Chat Interface Flow:
- Switch to “Chat” tab
- Type: “Add takeout expense, £45 total. I pay £20, Alice pays £15, and Bob pays £10”
- AI processes and extracts custom splits
- AI calls
addExpensewithcustomSplitsparameter - Expense created
Both methods work, but the chat interface allows more natural expression of the split logic.
Why parallel interfaces work
1. Respects user diversity
- Tech-savvy users can adopt AI features immediately
- Traditional users can continue with familiar workflows
- No one feels forced or left behind
- Different users have different preferences and comfort levels
2. Reduces adoption risk
- If AI features have issues, users can fall back to manual interface
- Gradual migration allows for iterative improvement
- Lower support burden during transition
- No “all or nothing” commitment required
3. Builds trust gradually
- Users can experiment with AI at their own pace
- Success with simple tasks builds confidence for complex ones
- Manual interface provides a safety net
- Users can verify AI actions by checking the same data in manual view
4. Enables data-driven decisions
- Telemetry shows which users prefer which interface
- Usage patterns inform future development priorities
- Can measure AI accuracy and user satisfaction
- A/B testing becomes possible without forcing changes on all users
5. Supports different use cases
- Manual interface: Better for detailed, one-off entries where precision matters
- Chat interface: Better for quick entries, bulk operations, and mobile use
- Voice input: Ideal for hands-free entry while cooking, driving (safely), or multitasking
Key takeaways
- Ship AI as a parallel channel, not a replacement, to respect existing user muscle memory and preferences
- Reuse the same validation and APIs so AI actions stay auditable, predictable, and consistent with manual actions
- Grow trust with phased exposure: start with previews and confirmations, move to assisted submissions, then offer autopilot only when confidence is high
- Instrument everything—misfires, edits, drop-offs, and success rates—to guide model tuning and UX improvements
- Never gatekeep features behind AI; always maintain the manual interface as a fully functional alternative
- Respect user choice by making both interfaces equally accessible and powerful
Conclusion
Introducing AI into existing applications is less about the technology and more about user adoption and trust.

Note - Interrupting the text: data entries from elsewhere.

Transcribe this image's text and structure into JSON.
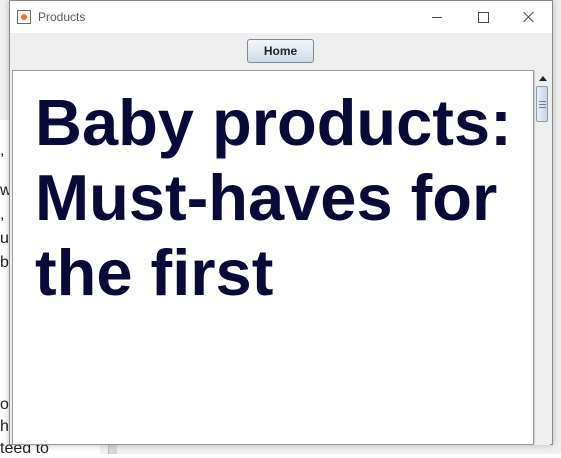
{
  "background_window": {
    "fragments": [
      ",",
      "w",
      ", ",
      "uc",
      "b",
      "o",
      "h",
      "teed to"
    ]
  },
  "window": {
    "title": "Products",
    "icon": "java-cup-icon",
    "controls": {
      "minimize_icon": "minimize-icon",
      "maximize_icon": "maximize-icon",
      "close_icon": "close-icon"
    }
  },
  "toolbar": {
    "home_label": "Home"
  },
  "content": {
    "headline": "Baby products: Must-haves for the first"
  },
  "colors": {
    "headline": "#0a0a3a",
    "button_gradient_top": "#f3f7fb",
    "button_gradient_bottom": "#cfdbe7"
  }
}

By pairing the current manual expense UI with a chat/voice layer that reuses the same validation rules and APIs, teams can deliver convenience to early adopters without disrupting users who prefer the classic workflow.
The parallel interface approach creates a smoother, data-informed path to AI-enhanced experiences that users actually embrace. Organizations can innovate without alienating their existing user base, and users can adopt new capabilities at their own pace while maintaining the safety and predictability of familiar interfaces.
The payoff? A more flexible, accessible application that serves diverse user needs while building toward an AI-first future—one user choice at a time.